Morgantown’s Josh Wilson is also firing up the chainsaw today. So are Matt Cogar, of Grafton, and Arden Cogar Jr., of Charleston.

And yes, they’re related. Distant cousins.

Arden Cogar, an attorney who graduated law school at WVU, is a bit of a fan favorite in Morgantown, owing to an outsized personality that matches his weightlifter’s bulk.

Going with the grain

Lentz is long-accustomed to being a fan favorite in the arena. It’s in the genes. And the saw.

His father, Mel Lentz, is a six-time world champion in timbersports. The elder Lentz was born and raised in Oregon, where the family worked in the logging industry.

Jason’s great-grandfather was winning ribbons and trophies at lumberjack competitions in the Pacific Northwest in the 1930s.

Timbersports took Mel Lentz from Oregon to Australia and Appalachia.

The guy who fells trees fell in love with a woman from Webster County he met during a competition in West Virginia.

They married and settled down in her home county, as Mel continued to compete nationally and internationally. Jason was born in Elkins in 1985.

Swinging an axe and wielding a saw became second nature for their son, and he won the first tournament he ever competed in, at the age of 13.

After playing basketball on scholarship at Eastern Mennonite University in Virginia, Lentz, the younger, came back home to throw his 6-foot-5 frame into the family business, as it were.

It didn’t take long for Mel Lentz’s kid to make a sawtooth impression in timbersports.  

He began winning on the circuit. He lined up corporate sponsors and homegrown ones, also, including Custard Stand Chili, the hot dog sauce from the hills of West Virginia.

His sport isn’t strange to these climes. Before coal, logging was the dominant industry.

A pursuit with teeth

Like his dad before him, Jason Lentz has traveled the world, and once spent two years in China conducting clinics in timbersports at a theme park there.

“The travel has been really enjoyable and interesting,” he said.

“It’s fun to compete in the sport – and it is a sport. We’re athletes out here.”

Athletes who chop through calories like they do tree trunks. Competitors can burn to 500 calories an hour.

There are the underhand and standing block chops, which simulates the felling of trees such as how the Lentz family did it to put food on the table back in Oregon all those years ago.
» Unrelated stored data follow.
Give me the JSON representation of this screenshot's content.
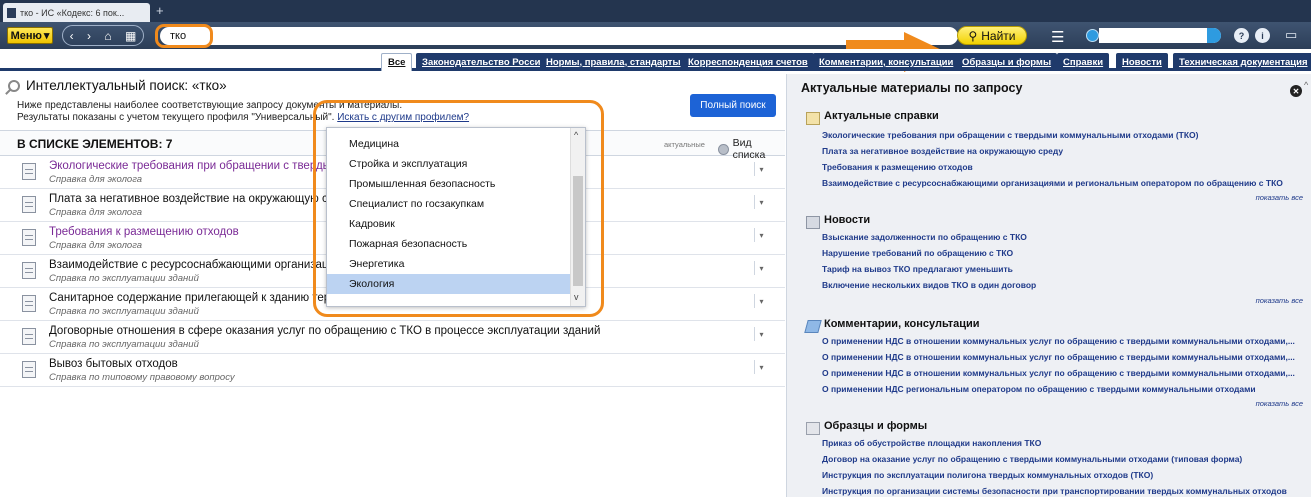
{
  "browser": {
    "tab_title": "тко - ИС «Кодекс: 6 пок...",
    "new_tab": "+"
  },
  "toolbar": {
    "menu_label": "Меню",
    "menu_arrow": "▾",
    "nav_back": "‹",
    "nav_forward": "›",
    "nav_home": "⌂",
    "nav_grid": "▦",
    "search_value": "тко",
    "find_label": "Найти",
    "find_icon": "⚲",
    "hamburger": "☰",
    "help": "?",
    "info": "i",
    "chat": "▭"
  },
  "category_tabs": [
    "Все",
    "Законодательство России",
    "Нормы, правила, стандарты",
    "Корреспонденция счетов",
    "Комментарии, консультации",
    "Образцы и формы",
    "Справки",
    "Новости",
    "Техническая документация"
  ],
  "left": {
    "title": "Интеллектуальный поиск: «тко»",
    "desc_line1": "Ниже представлены наиболее соответствующие запросу документы и материалы.",
    "desc_line2_prefix": "Результаты показаны с учетом текущего профиля \"Универсальный\". ",
    "other_profile_link": "Искать с другим профилем?",
    "full_search_label": "Полный поиск",
    "list_count": "В СПИСКЕ ЭЛЕМЕНТОВ: 7",
    "actual_label": "актуальные",
    "view_mode_label": "Вид списка",
    "row_menu_glyph": "▾",
    "documents": [
      {
        "title": "Экологические требования при обращении с твердыми коммунальными отходами (ТКО)",
        "subtitle": "Справка для эколога"
      },
      {
        "title": "Плата за негативное воздействие на окружающую среду",
        "subtitle": "Справка для эколога"
      },
      {
        "title": "Требования к размещению отходов",
        "subtitle": "Справка для эколога"
      },
      {
        "title": "Взаимодействие с ресурсоснабжающими организациями и региональным оператором",
        "subtitle": "Справка по эксплуатации зданий"
      },
      {
        "title": "Санитарное содержание прилегающей к зданию территории (уборка и сбор ТКО)",
        "subtitle": "Справка по эксплуатации зданий"
      },
      {
        "title": "Договорные отношения в сфере оказания услуг по обращению с ТКО в процессе эксплуатации зданий",
        "subtitle": "Справка по эксплуатации зданий"
      },
      {
        "title": "Вывоз бытовых отходов",
        "subtitle": "Справка по типовому правовому вопросу"
      }
    ]
  },
  "dropdown": {
    "options": [
      "Медицина",
      "Стройка и эксплуатация",
      "Промышленная безопасность",
      "Специалист по госзакупкам",
      "Кадровик",
      "Пожарная безопасность",
      "Энергетика",
      "Экология"
    ],
    "selected": "Экология",
    "scroll_up": "^",
    "scroll_down": "v"
  },
  "right": {
    "title": "Актуальные материалы по запросу",
    "close_glyph": "✕",
    "scroll_up": "^",
    "show_all": "показать все",
    "sections": [
      {
        "title": "Актуальные справки",
        "links": [
          "Экологические требования при обращении с твердыми коммунальными отходами (ТКО)",
          "Плата за негативное воздействие на окружающую среду",
          "Требования к размещению отходов",
          "Взаимодействие с ресурсоснабжающими организациями и региональным оператором по обращению с ТКО"
        ]
      },
      {
        "title": "Новости",
        "links": [
          "Взыскание задолженности по обращению с ТКО",
          "Нарушение требований по обращению с ТКО",
          "Тариф на вывоз ТКО предлагают уменьшить",
          "Включение нескольких видов ТКО в один договор"
        ]
      },
      {
        "title": "Комментарии, консультации",
        "links": [
          "О применении НДС в отношении коммунальных услуг по обращению с твердыми коммунальными отходами,...",
          "О применении НДС в отношении коммунальных услуг по обращению с твердыми коммунальными отходами,...",
          "О применении НДС в отношении коммунальных услуг по обращению с твердыми коммунальными отходами,...",
          "О применении НДС региональным оператором по обращению с твердыми коммунальными отходами"
        ]
      },
      {
        "title": "Образцы и формы",
        "links": [
          "Приказ об обустройстве площадки накопления ТКО",
          "Договор на оказание услуг по обращению с твердыми коммунальными отходами (типовая форма)",
          "Инструкция по эксплуатации полигона твердых коммунальных отходов (ТКО)",
          "Инструкция по организации системы безопасности при транспортировании твердых коммунальных отходов"
        ]
      }
    ]
  },
  "colors": {
    "accent": "#1f3a6b",
    "highlight": "#f08a1c",
    "link": "#1f3a8a",
    "visited": "#7a2a96",
    "button": "#1d63d6"
  }
}
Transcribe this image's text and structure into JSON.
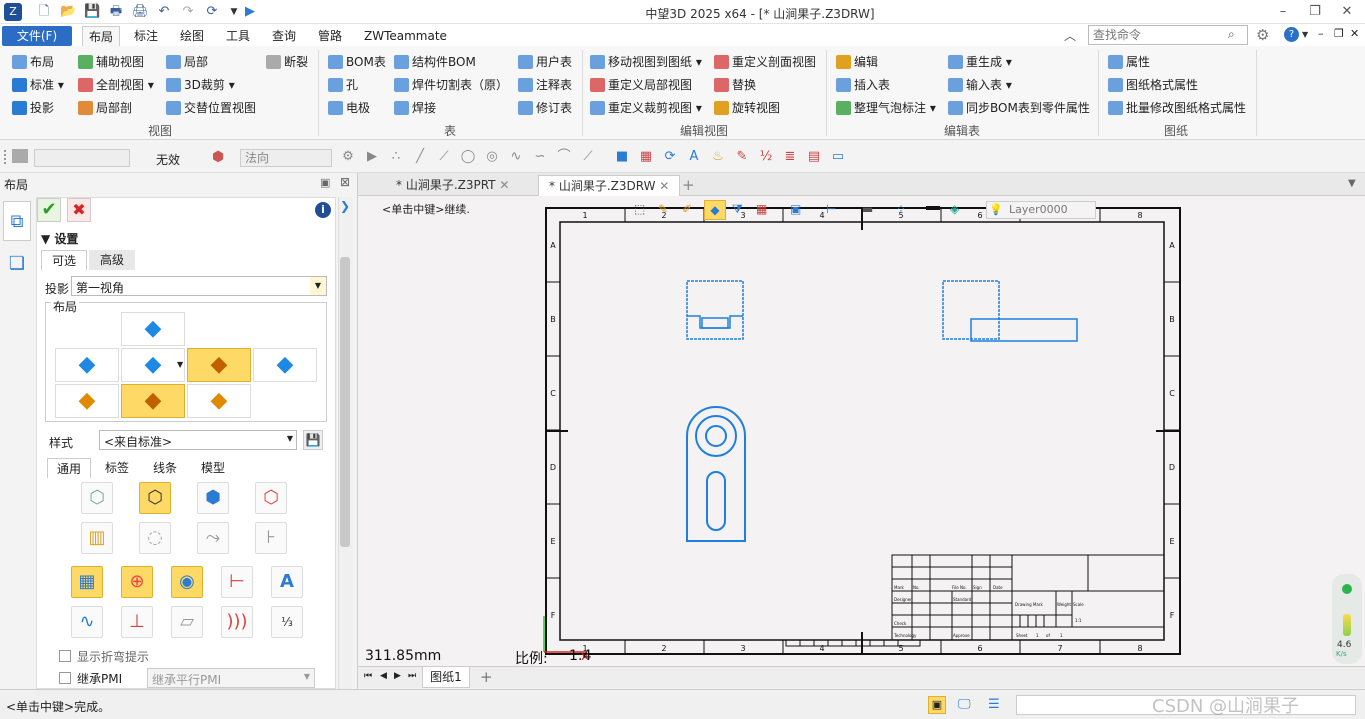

And the single buck event, with the giant, crosscut saw that most people picture when they think of loggers.

Don’t forget “hot saw,” which features a hot-rodded, souped-up STIHL chainsaw too fast for firewood.

The only thing Lentz can’t chop down he said, is the sense of community that has grown around the sport like ivy on a wall.

Deep roots, he said.

“You see families in this sport,” he said.

“You have a lot of camaraderie. I’ve made a lot of great friends, and they’re all from everywhere.”